Es entonces cuando el toro pasó enfrentar a su gran adversario final. Hizo su entrada el Torero matador, el principal, elegante y dominante. Si los otros le corrieron al toro este no lo hizo. Se le acercó, lo tocó, se le puso de rodilla, ofreció más espectáculo, más riesgo, más burla ante el animal, que estaba también más debilitado. El enterrarle banderillas no cesó hasta que ya sin fuerzas el Matador le clavó el estoque final y lo mató.
Entre vítores y aplausos el toro caído fue entonces amarrado y arrastrado por toda la plaza y el torero celebrado. Constituyéndose este en uno de los espectáculos más vergonzosos y cobardes que he visto, ya que ni un retiro digno se le dio al animal.
En la cercanía lo que un día vi como elegancia me pareció maltrato y burla, lo que me lucía como valentía se reveló como temeridad y cobardía, mientras que la alegría que percibí del público ahora me lucía como un delirio primitivo de las masas.

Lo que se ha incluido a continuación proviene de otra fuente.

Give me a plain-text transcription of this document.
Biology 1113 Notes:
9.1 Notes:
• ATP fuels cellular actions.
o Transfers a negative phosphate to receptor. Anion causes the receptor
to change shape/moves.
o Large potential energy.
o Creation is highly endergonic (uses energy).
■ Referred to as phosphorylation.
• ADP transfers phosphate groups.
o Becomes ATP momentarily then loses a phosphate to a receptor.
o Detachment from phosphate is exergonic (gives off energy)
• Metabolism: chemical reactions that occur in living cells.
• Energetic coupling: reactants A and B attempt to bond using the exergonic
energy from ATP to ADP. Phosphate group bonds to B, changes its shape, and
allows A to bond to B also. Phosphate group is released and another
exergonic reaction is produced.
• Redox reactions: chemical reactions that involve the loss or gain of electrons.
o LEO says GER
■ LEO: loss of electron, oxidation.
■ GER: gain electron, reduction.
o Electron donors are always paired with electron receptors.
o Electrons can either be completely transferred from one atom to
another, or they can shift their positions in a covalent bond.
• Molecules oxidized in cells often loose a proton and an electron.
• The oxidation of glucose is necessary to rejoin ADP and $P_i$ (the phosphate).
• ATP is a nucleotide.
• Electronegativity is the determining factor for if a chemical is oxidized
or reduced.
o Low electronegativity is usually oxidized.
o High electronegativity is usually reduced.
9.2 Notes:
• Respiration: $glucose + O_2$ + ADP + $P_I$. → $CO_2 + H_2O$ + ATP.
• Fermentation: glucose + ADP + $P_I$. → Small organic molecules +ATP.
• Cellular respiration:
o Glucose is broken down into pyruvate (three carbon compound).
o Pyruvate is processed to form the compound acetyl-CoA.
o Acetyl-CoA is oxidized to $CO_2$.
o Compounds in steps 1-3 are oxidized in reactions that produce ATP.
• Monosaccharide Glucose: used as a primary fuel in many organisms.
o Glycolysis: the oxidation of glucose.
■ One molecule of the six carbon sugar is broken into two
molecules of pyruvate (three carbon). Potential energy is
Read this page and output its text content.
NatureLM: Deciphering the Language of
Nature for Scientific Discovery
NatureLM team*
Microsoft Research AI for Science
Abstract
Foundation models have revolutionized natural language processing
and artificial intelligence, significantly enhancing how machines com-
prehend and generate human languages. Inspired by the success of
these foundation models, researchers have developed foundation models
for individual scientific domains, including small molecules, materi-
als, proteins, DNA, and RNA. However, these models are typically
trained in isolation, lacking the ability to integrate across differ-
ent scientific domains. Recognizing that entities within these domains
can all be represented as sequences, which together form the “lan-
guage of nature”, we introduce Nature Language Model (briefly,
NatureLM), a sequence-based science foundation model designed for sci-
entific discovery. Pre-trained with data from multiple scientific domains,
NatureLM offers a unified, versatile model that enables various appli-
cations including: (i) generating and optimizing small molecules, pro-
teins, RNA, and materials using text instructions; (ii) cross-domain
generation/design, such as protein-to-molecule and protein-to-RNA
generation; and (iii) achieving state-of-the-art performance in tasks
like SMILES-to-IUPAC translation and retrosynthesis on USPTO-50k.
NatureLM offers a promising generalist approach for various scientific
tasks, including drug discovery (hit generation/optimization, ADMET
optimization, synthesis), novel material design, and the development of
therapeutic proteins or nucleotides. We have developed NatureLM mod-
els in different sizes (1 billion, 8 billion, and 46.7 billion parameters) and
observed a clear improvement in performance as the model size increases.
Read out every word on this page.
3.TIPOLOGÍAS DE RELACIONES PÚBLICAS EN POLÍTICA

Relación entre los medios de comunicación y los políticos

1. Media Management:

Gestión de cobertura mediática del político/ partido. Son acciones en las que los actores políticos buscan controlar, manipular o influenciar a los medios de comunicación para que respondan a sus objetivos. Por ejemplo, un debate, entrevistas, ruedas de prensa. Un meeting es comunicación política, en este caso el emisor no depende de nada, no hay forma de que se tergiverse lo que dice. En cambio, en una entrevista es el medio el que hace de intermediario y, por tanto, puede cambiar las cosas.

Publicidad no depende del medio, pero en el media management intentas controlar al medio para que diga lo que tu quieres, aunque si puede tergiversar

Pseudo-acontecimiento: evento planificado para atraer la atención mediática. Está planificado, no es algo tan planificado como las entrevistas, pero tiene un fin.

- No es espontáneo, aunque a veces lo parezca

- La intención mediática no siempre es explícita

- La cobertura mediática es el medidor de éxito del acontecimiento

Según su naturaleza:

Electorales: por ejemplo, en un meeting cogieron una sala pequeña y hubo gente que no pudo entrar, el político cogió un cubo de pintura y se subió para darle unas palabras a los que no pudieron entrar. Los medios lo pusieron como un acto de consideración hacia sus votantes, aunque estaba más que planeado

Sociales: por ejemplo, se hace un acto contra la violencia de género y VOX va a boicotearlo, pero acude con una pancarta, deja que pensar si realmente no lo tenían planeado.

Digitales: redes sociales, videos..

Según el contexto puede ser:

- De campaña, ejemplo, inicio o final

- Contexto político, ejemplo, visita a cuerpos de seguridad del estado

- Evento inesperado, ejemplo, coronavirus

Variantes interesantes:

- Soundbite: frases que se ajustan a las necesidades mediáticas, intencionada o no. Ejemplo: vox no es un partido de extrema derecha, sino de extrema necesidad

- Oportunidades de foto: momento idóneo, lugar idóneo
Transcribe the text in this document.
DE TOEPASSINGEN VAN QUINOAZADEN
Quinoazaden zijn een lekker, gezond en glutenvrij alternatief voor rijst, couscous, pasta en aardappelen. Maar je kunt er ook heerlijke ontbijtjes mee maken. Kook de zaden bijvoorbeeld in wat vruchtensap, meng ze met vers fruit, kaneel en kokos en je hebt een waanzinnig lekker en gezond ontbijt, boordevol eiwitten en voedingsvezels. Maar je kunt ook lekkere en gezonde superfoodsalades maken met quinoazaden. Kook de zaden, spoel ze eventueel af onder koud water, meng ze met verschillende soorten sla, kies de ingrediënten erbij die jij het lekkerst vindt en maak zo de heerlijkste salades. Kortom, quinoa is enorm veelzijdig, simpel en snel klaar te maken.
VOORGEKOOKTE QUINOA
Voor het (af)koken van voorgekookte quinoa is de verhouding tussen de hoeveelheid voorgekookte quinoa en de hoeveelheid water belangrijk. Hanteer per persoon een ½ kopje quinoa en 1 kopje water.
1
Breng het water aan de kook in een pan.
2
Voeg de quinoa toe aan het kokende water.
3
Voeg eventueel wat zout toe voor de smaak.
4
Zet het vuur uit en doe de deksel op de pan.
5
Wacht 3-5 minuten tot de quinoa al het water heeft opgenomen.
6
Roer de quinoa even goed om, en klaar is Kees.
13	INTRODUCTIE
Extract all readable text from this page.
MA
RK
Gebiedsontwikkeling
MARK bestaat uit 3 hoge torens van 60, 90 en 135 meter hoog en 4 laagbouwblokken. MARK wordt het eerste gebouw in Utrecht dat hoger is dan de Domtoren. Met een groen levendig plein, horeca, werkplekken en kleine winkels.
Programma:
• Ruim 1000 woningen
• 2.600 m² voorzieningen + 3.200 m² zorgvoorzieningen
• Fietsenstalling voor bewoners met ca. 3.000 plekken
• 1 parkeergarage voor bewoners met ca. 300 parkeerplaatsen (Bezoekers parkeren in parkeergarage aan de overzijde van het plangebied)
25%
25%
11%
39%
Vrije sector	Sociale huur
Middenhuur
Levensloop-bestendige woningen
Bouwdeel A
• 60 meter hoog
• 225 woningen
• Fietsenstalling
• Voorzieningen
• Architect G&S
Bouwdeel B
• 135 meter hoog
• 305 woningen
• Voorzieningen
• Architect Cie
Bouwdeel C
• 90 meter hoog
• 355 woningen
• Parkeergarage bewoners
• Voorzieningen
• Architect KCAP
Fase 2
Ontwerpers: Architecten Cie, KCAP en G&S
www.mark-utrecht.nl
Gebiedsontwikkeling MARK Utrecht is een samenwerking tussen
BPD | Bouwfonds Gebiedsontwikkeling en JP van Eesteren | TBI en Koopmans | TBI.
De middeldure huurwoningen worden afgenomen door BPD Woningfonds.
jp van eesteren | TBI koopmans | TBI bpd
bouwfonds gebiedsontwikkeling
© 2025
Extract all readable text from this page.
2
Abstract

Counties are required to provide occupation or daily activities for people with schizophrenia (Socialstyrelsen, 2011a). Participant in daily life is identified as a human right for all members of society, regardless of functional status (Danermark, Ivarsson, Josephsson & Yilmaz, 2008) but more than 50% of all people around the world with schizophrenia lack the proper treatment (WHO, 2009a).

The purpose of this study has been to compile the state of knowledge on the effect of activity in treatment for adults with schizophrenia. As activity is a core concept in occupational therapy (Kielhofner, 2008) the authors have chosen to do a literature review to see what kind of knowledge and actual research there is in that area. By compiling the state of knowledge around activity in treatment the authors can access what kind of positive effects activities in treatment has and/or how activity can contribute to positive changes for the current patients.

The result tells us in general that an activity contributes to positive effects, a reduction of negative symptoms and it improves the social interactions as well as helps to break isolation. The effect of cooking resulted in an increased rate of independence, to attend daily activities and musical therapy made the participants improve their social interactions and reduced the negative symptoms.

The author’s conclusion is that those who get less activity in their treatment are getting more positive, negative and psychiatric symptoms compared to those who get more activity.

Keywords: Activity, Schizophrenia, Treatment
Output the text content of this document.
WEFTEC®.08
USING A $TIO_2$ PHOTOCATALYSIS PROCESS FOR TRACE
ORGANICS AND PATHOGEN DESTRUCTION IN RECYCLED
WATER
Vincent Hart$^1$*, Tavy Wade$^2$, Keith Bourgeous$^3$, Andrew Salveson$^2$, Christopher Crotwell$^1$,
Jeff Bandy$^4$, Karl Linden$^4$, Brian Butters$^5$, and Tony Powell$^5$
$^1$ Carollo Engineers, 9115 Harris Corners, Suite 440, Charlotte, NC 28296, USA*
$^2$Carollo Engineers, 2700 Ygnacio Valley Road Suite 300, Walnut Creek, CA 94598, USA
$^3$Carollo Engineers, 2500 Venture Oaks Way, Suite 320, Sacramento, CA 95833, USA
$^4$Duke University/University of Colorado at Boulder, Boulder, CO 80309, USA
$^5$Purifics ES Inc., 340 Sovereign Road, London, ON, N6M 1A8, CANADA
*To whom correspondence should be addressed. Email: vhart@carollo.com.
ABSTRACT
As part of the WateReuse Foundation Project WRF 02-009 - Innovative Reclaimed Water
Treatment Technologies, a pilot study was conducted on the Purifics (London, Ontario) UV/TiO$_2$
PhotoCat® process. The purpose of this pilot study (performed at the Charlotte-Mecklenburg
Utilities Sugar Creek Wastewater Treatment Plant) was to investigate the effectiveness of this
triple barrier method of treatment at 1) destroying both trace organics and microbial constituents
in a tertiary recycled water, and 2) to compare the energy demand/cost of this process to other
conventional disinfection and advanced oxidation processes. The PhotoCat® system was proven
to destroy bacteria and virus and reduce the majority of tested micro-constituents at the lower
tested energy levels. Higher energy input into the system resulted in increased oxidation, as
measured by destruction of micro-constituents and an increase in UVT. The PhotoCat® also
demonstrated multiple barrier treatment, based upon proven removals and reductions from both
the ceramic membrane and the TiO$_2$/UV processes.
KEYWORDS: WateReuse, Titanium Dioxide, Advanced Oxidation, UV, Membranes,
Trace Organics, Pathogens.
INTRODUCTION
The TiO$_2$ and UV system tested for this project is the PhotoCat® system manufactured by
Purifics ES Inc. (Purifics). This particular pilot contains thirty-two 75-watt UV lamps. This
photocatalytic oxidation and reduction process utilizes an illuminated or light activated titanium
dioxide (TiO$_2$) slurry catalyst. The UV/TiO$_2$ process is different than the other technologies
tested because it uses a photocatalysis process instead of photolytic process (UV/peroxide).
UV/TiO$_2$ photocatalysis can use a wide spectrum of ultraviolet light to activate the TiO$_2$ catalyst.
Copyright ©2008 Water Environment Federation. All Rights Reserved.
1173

Ni mis amigos y yo logramos controlar la cólera ese día, no pudiendo completar la agenda de la corrida. Desde ese día nos declaramos partidarios los tres de detener esa humillación desigual y sin propósito. Nuestra indignación nos hizo empatizar por el toro, en lo personal hasta pedí concentración para que el animal se llevara de una buena vez al bufón final que lo mataba sin sentido. En una casi lo logra.
Tanto la reacción del público de celebrar ese abuso como la reacción nuestra a favorecer al toro, nos lleva a preguntarnos si realmente triunfaba la humanidad o lo animal. Nos lleva a interrogarnos ¿Qué es la cultura? y ¿cuál de sus acepciones tenemos el deber de promover? ¿Es esta cualquier tradición de un pueblo o se trata de algo más? Algo superior. Algo como un instrumento mediante el cual desarrollamos la inteligencia, los valores y el pensamiento complejo.
En estas semanas donde se hace público el anuncio por parte del Ministerio de Agricultura de utilizar fondos públicos para construir en el Seibo una Plaza de Toros en el país, he vuelto a pensar en esto gracias a uno de mis amigos que estuvo presente.
A pesar de que el recuento de nuestra experiencia no es el que sucede en las corridas de El Seibo, donde el toreo no implica matar al toro sino cansarlo, se hace válido reiterar lo inhumano que pueden resultar estas prácticas. Lo fácil que es transgredido los límites. Se hace válido también citarles que existe la ley núm. 248-12 que tiene como objetivo erradicar todo tipo de maltrato y actos crueles contra los animales que los martiricen o molesten. Dicha ley prohíbe y considera como crueldad en su art. 61 el “Maltratar a un animal de forma alevosa, por maldad, brutalidad, egoísmo y satisfacción”. Es entonces acaso algo más que una crueldad la corrida de toros?
De igual modo vale preguntarse, ¿Cuál es la necesidad de forzar una tradición menguada y a todas luces ilegal en el país con fondos públicos? ¿Qué buscamos con incentivar esta disciplina? ¿Qué tipo de cultura deseamos proponer? ¿Qué valores se desarrollarán con ella? La sociedad parece perdona todo en tanto entretenga y rinda beneficios económicos, pero nosotros tenemos la responsabilidad de fomentar aquello que enriquezca nuestro país y de rechazar lo que contamina.